January 16, 2017
Hospital Value-Based Payments: 2017 and Beyond
The fifth year of the Hospital Value-Based Program (VBP) will not be marked by revolutionary changes but, rather, incremental steps along the quality-and-savings continuum. The Hospital VBP Program adjusts what Medicare pays under the Inpatient Prospective Payment System (IPPS) based on the quality of care for inpatient stays in approximately…

The fifth year of the Hospital Value-Based Program (VBP) will not be marked by revolutionary changes but, rather, incremental steps along the quality-and-savings continuum. The Hospital VBP Program adjusts what Medicare pays under the Inpatient Prospective Payment System (IPPS) based on the quality of care for inpatient stays in approximately 3,000 hospitals across the country. The implementation of VBP created upheaval in the way hospitals operate, but as the changes have settled in so, too, have the successes of the program.

This year, hospitals will continue efforts in the same vein as the previous four years, and the Centers for Medicare and Medicaid Services (CMS) will continue to tweak payments, penalties and rewards accordingly. Here’s what’s in store for 2017 and beyond.

Increases in incentives

For fiscal year (FY) 2017, the portion of Medicare payments available to fund the program’s value-based incentive payments are increasing from 1.75% to 2% of the base operating Medicare Severity Diagnosis-Related Group (MS-DRG) payment amounts for all participating hospitals. Thus, CMS is estimating that the amount available for incentive payments will be about $1.8 billion for performance in five domains:

  • Outcomes (25%)
  • Process (5%)
  • Patient and caregiver-centered experience of care/care coordination (25%)
  • Safety (20%)
  • Efficiency and cost reduction (25%)

Payment adjustments will depend on how well hospitals performed – compared to their peers – on important healthcare quality and resource use measures during a performance period, as well as how much they have improved the quality of care provided to patients over time. CMS expects that more hospitals will receive positive payment adjustments, indicating improved quality of care and healthier people.

MS-DRG payments going up

For FY 2017, more hospitals will have an increase (up to 0.5%) in their base operating MS-DRG payments than will have a decrease (up to -0.5%): Over 1,600 hospitals will have a positive payment adjustment. Because the Hospital VBP Program is budget-neutral, the payment reductions will be redistributed to hospitals as incentive payments based on their Total Performance Score (TPS). The actual amount earned by each hospital will depend on:

  • Its TPS
  • Its value-based incentive payment percentage
  • The total amount available (through reductions) for value-based incentive payments.

After accounting for the statutorily mandated 2%, the highest-performing hospital in FY 2017 will receive a net increase in payments of slightly more than 4%, and the lowest-performing hospital will see a net reduction of 1.83% percent, according to CMS estimations. However, hospitals that do not meet the minimum domain requirements do not have their payments adjusted in the corresponding fiscal year.
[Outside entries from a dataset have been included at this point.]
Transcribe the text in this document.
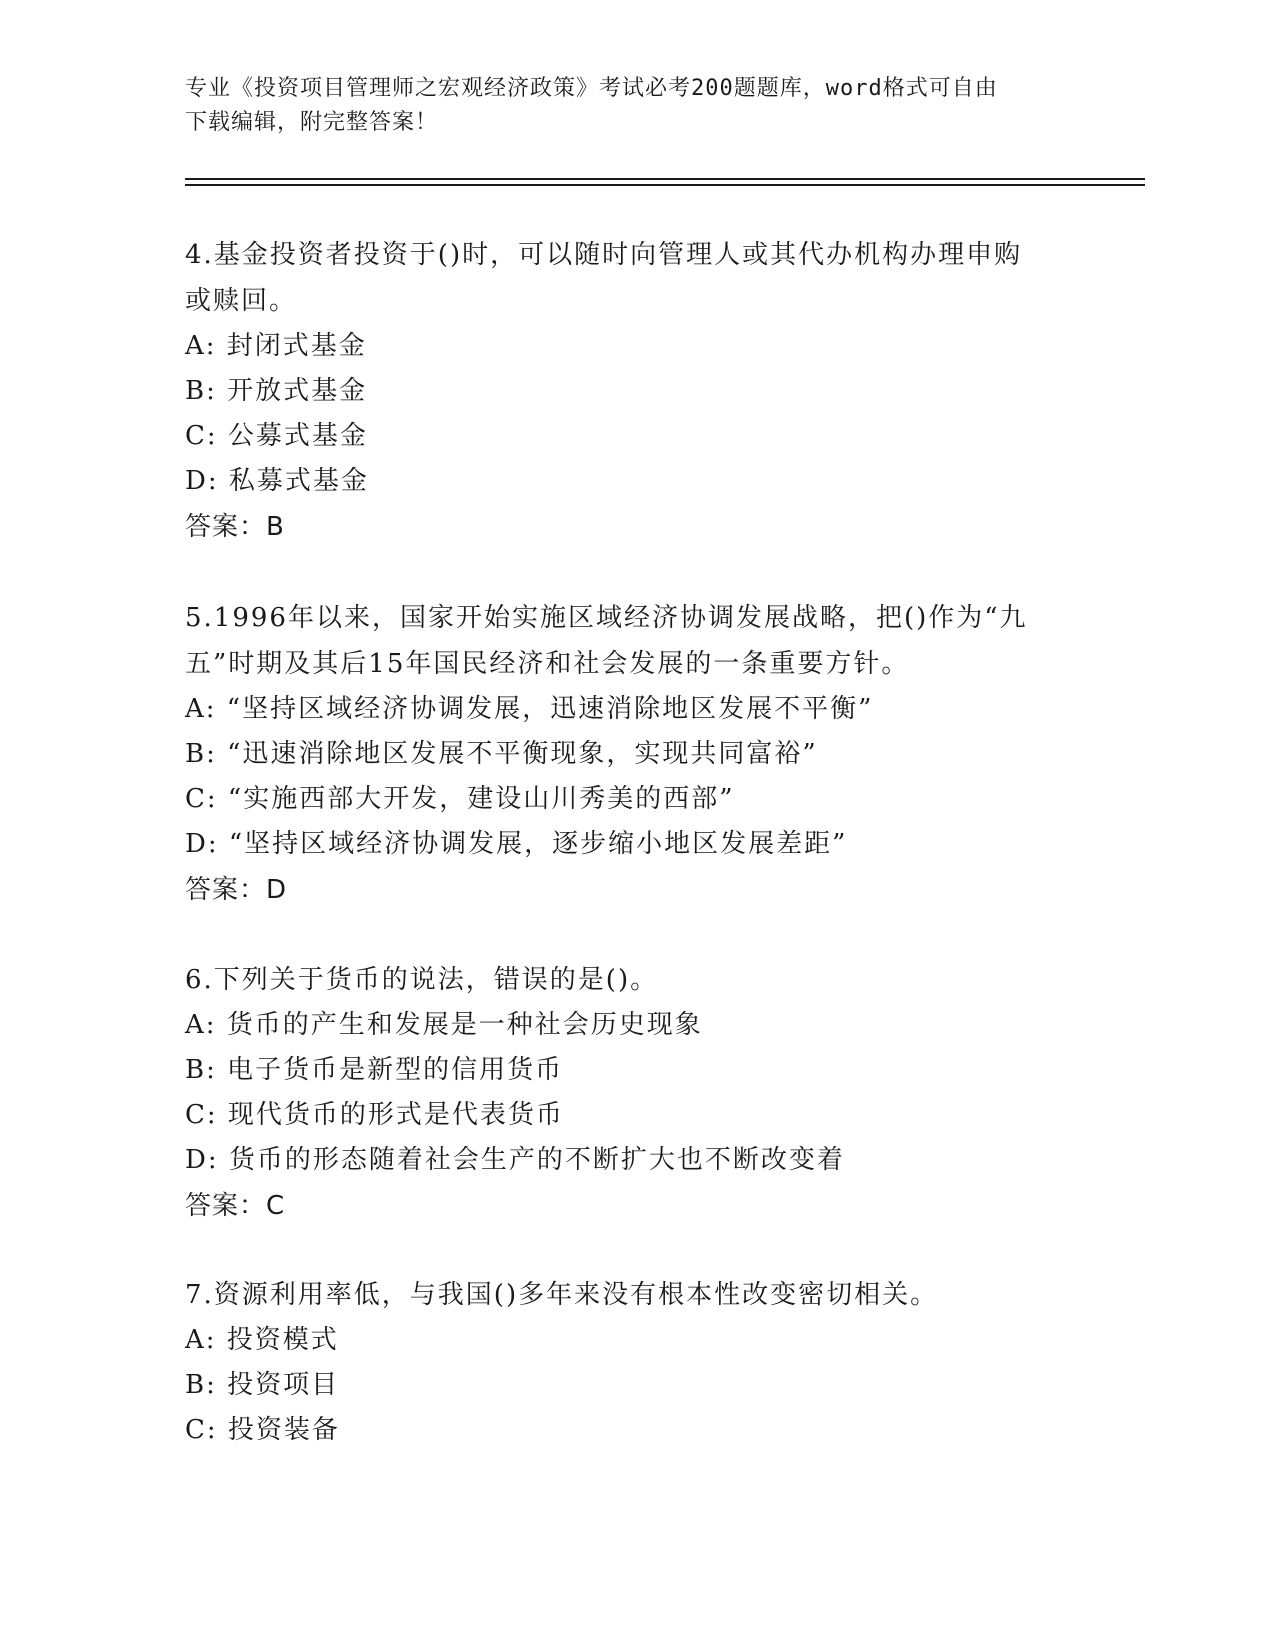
专业《投资项目管理师之宏观经济政策》考试必考200题题库，word格式可自由
下载编辑，附完整答案！

4.基金投资者投资于()时，可以随时向管理人或其代办机构办理申购

或赎回。

A: 封闭式基金

B: 开放式基金

C: 公募式基金

D: 私募式基金

答案：B

5.1996年以来，国家开始实施区域经济协调发展战略，把()作为“九

五”时期及其后15年国民经济和社会发展的一条重要方针。

A: “坚持区域经济协调发展，迅速消除地区发展不平衡”

B: “迅速消除地区发展不平衡现象，实现共同富裕”

C: “实施西部大开发，建设山川秀美的西部”

D: “坚持区域经济协调发展，逐步缩小地区发展差距”

答案：D

6.下列关于货币的说法，错误的是()。

A: 货币的产生和发展是一种社会历史现象

B: 电子货币是新型的信用货币

C: 现代货币的形式是代表货币

D: 货币的形态随着社会生产的不断扩大也不断改变着

答案：C

7.资源利用率低，与我国()多年来没有根本性改变密切相关。

A: 投资模式

B: 投资项目

C: 投资装备
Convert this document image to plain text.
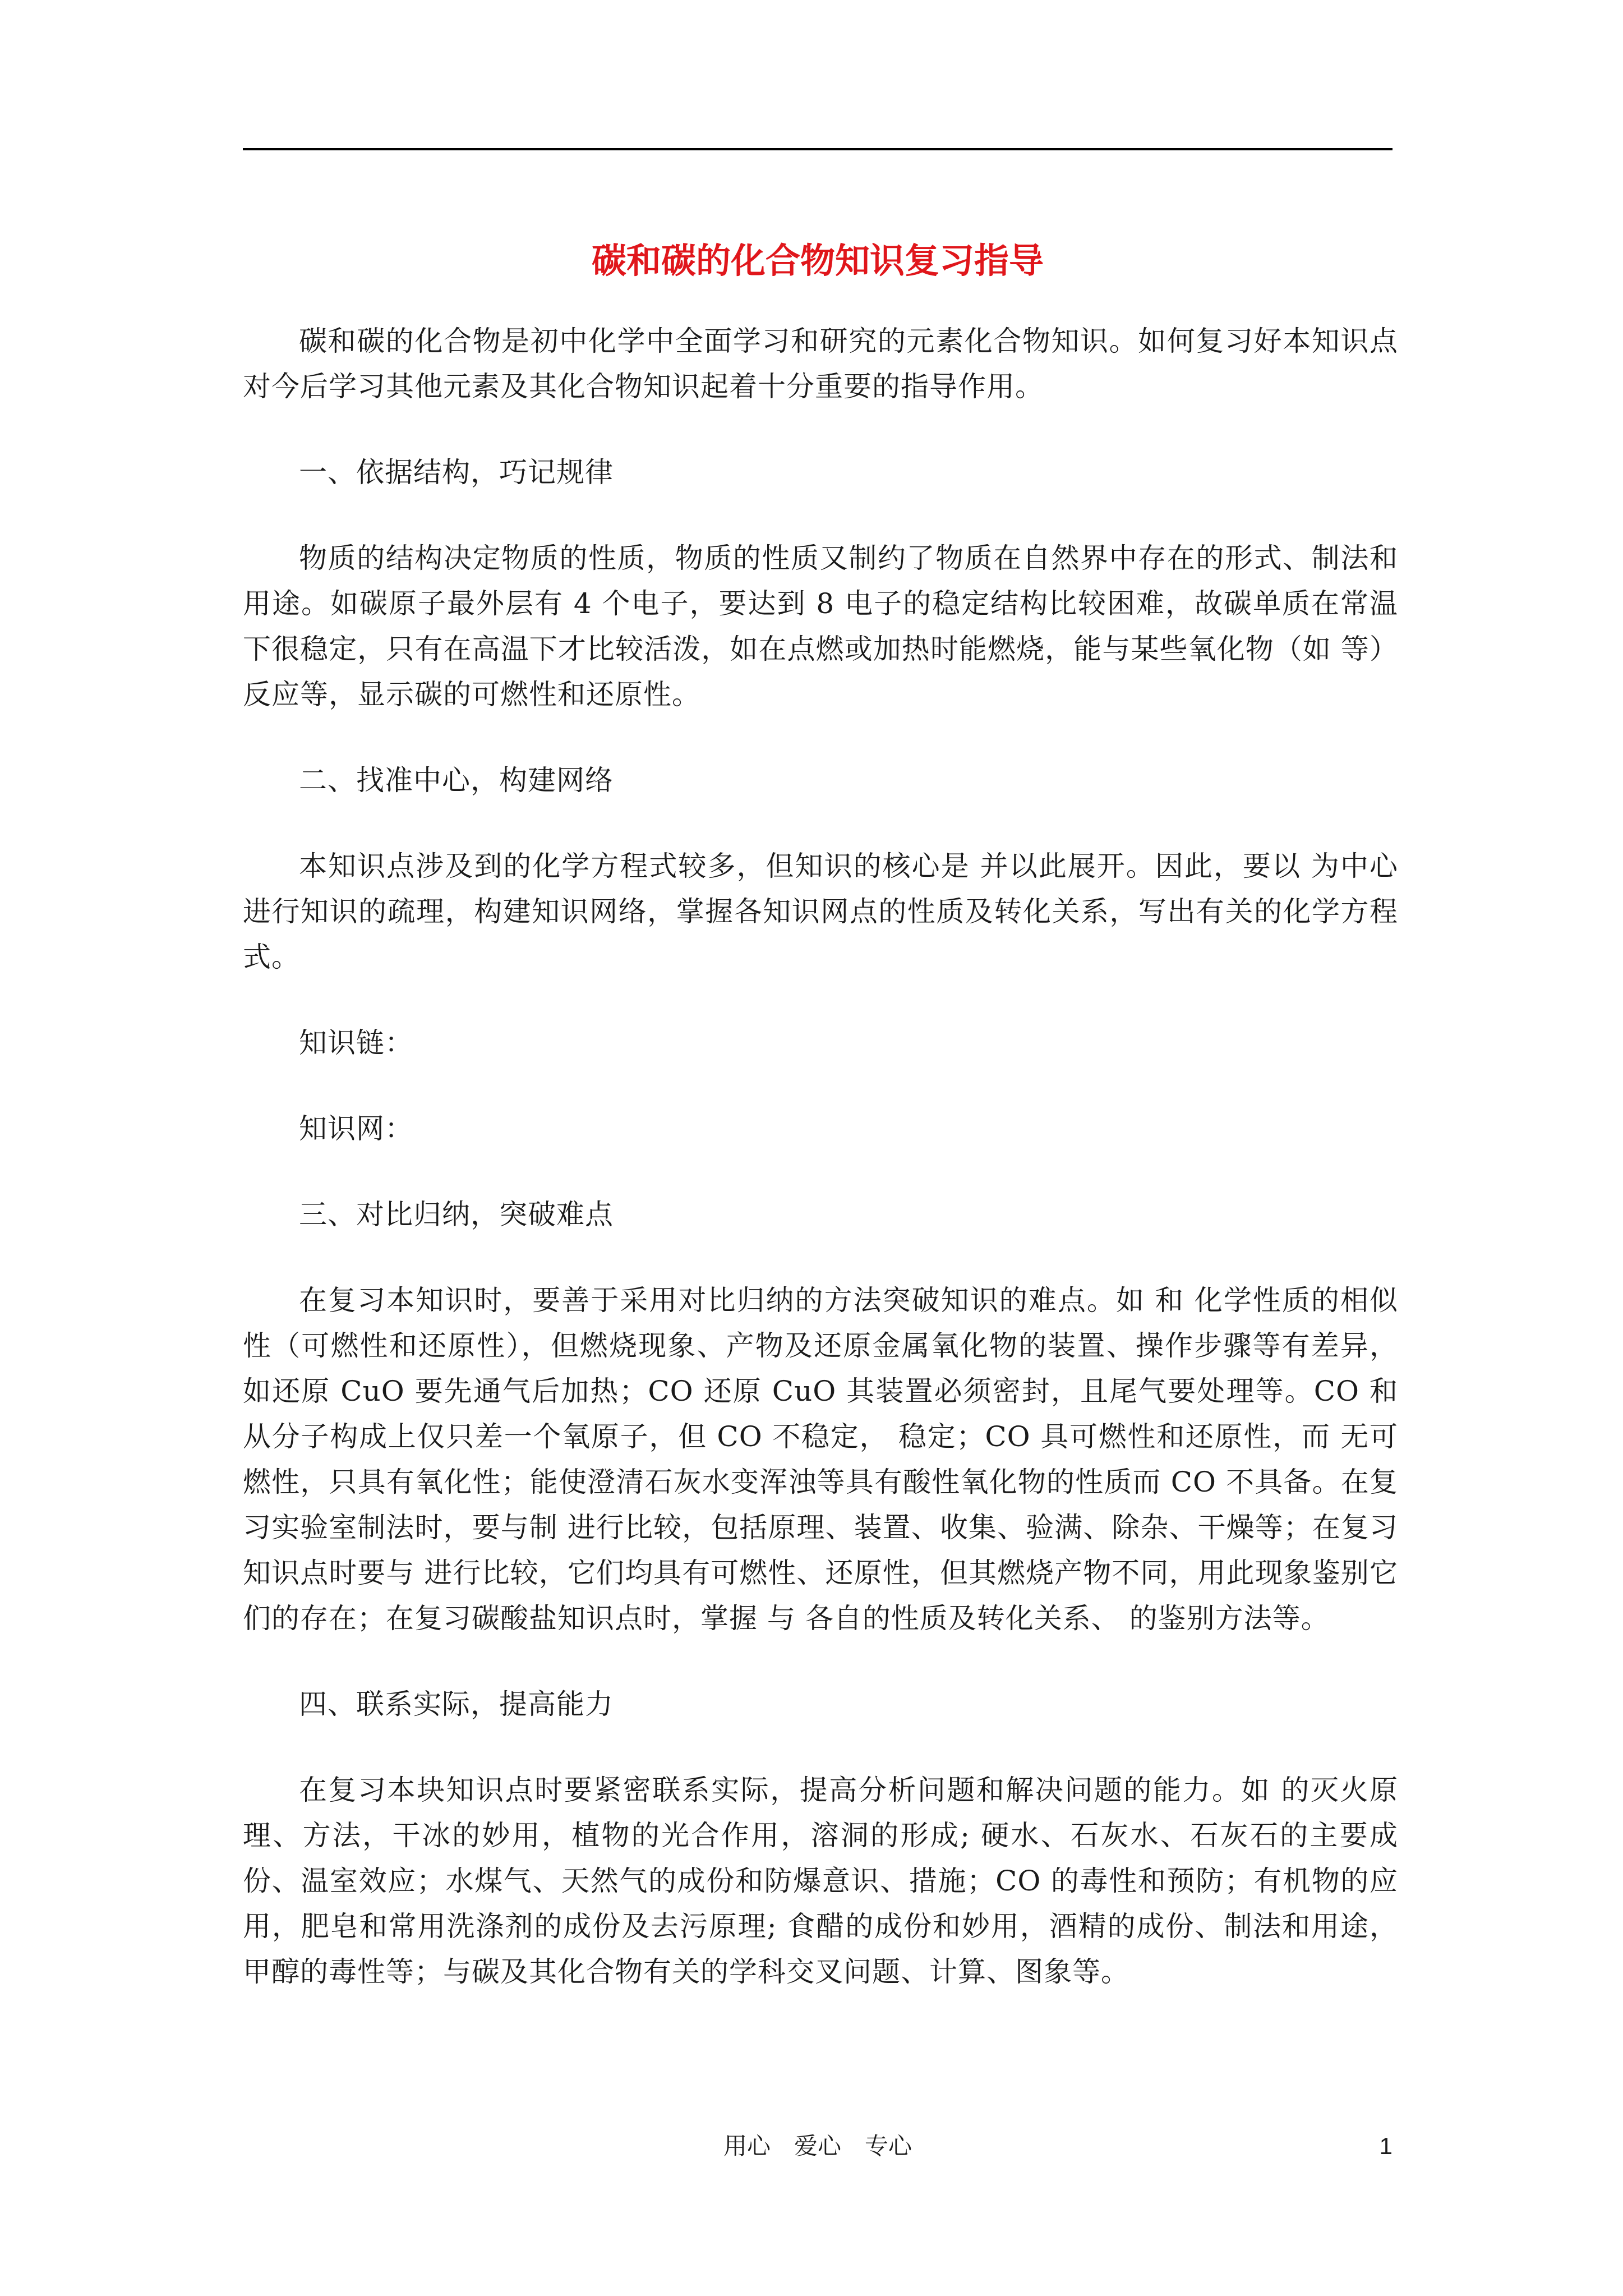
碳和碳的化合物知识复习指导

碳和碳的化合物是初中化学中全面学习和研究的元素化合物知识。如何复习好本知识点对今后学习其他元素及其化合物知识起着十分重要的指导作用。

一、依据结构，巧记规律

物质的结构决定物质的性质，物质的性质又制约了物质在自然界中存在的形式、制法和用途。如碳原子最外层有 4 个电子，要达到 8 电子的稳定结构比较困难，故碳单质在常温下很稳定，只有在高温下才比较活泼，如在点燃或加热时能燃烧，能与某些氧化物（如 等）反应等，显示碳的可燃性和还原性。

二、找准中心，构建网络

本知识点涉及到的化学方程式较多，但知识的核心是 并以此展开。因此，要以 为中心进行知识的疏理，构建知识网络，掌握各知识网点的性质及转化关系，写出有关的化学方程式。

知识链：

知识网：

三、对比归纳，突破难点

在复习本知识时，要善于采用对比归纳的方法突破知识的难点。如 和 化学性质的相似性（可燃性和还原性），但燃烧现象、产物及还原金属氧化物的装置、操作步骤等有差异，如还原 CuO 要先通气后加热；CO 还原 CuO 其装置必须密封，且尾气要处理等。CO 和从分子构成上仅只差一个氧原子，但 CO 不稳定， 稳定；CO 具可燃性和还原性，而 无可燃性，只具有氧化性；能使澄清石灰水变浑浊等具有酸性氧化物的性质而 CO 不具备。在复习实验室制法时，要与制 进行比较，包括原理、装置、收集、验满、除杂、干燥等；在复习 知识点时要与 进行比较，它们均具有可燃性、还原性，但其燃烧产物不同，用此现象鉴别它们的存在；在复习碳酸盐知识点时，掌握 与 各自的性质及转化关系、 的鉴别方法等。

四、联系实际，提高能力

在复习本块知识点时要紧密联系实际，提高分析问题和解决问题的能力。如 的灭火原理、方法，干冰的妙用，植物的光合作用，溶洞的形成; 硬水、石灰水、石灰石的主要成份、温室效应；水煤气、天然气的成份和防爆意识、措施；CO 的毒性和预防；有机物的应用，肥皂和常用洗涤剂的成份及去污原理; 食醋的成份和妙用，酒精的成份、制法和用途，甲醇的毒性等；与碳及其化合物有关的学科交叉问题、计算、图象等。

用心　爱心　专心	1
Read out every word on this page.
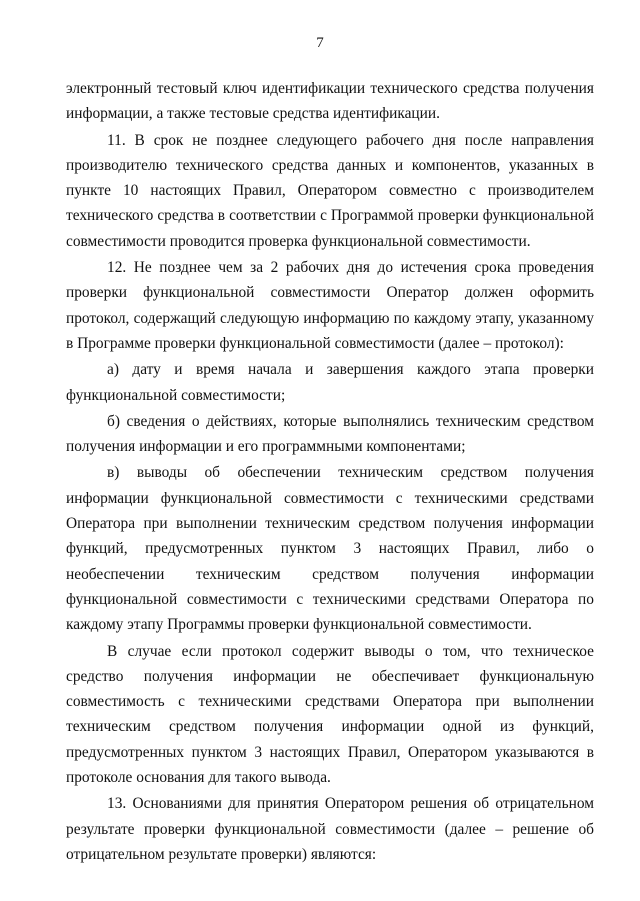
7

электронный тестовый ключ идентификации технического средства получения информации, а также тестовые средства идентификации.

11. В срок не позднее следующего рабочего дня после направления производителю технического средства данных и компонентов, указанных в пункте 10 настоящих Правил, Оператором совместно с производителем технического средства в соответствии с Программой проверки функциональной совместимости проводится проверка функциональной совместимости.

12. Не позднее чем за 2 рабочих дня до истечения срока проведения проверки функциональной совместимости Оператор должен оформить протокол, содержащий следующую информацию по каждому этапу, указанному в Программе проверки функциональной совместимости (далее – протокол):

а) дату и время начала и завершения каждого этапа проверки функциональной совместимости;

б) сведения о действиях, которые выполнялись техническим средством получения информации и его программными компонентами;

в) выводы об обеспечении техническим средством получения информации функциональной совместимости с техническими средствами Оператора при выполнении техническим средством получения информации функций, предусмотренных пунктом 3 настоящих Правил, либо о необеспечении техническим средством получения информации функциональной совместимости с техническими средствами Оператора по каждому этапу Программы проверки функциональной совместимости.

В случае если протокол содержит выводы о том, что техническое средство получения информации не обеспечивает функциональную совместимость с техническими средствами Оператора при выполнении техническим средством получения информации одной из функций, предусмотренных пунктом 3 настоящих Правил, Оператором указываются в протоколе основания для такого вывода.

13. Основаниями для принятия Оператором решения об отрицательном результате проверки функциональной совместимости (далее – решение об отрицательном результате проверки) являются:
New program requirements for FY 2018

The measure set for the FY 2018 program year includes several changes. First, CMS is removing two measures from the Clinical Care – Process subdomain (the AMI-7a and IMM-2 measures) and is moving the remaining measure (PC-01) to the Safety domain. Next, increasing the focus on care coordination, CMS is adding a three-item Care Transition dimension, which is part of the Hospital Consumer Assessment of Hospital Providers and Systems (HCAHPS) survey, to the Patient and Caregiver Centered Experience of Care/Care Coordination domain.

For FY 2017, CMS had floated the idea of removing the Pain Management dimension, which is derived from the HCAHPS survey, from the Patient and Caregiver Centered Experience of Care/Care Coordination domain beginning with the FY 2018 VBP program year. CMS continues to believe that pain control is an appropriate part of routine patient care that hospitals should manage, and is an important concern for patients, their families and their caregivers. CMS is continuing the development and field testing of alternative questions related to provider communications and pain, and will solicit comment on these alternatives in future rulemaking.

Looking ahead, the FY 2018 Hospital VBP Program will include four equally-weighted domains:

  • Clinical care (25%)
  • Patient experience and caregiver-centered experience/care coordination (25%)
  • Safety (25%)
  • Efficiency and cost reduction (25%)

“As we more closely link patient outcomes and treatment costs to value-based hospital payment, the Hospital VBP Program not only aims for quality gains on paper, it also aims to promote a culture focused on the needs of patients,” writes CMS. “Value-based purchasing in Medicare continues to move ahead, improving healthcare for people with Medicare now and creating a healthcare system that will ensure better care, smarter spending, and healthier people for generations to come.”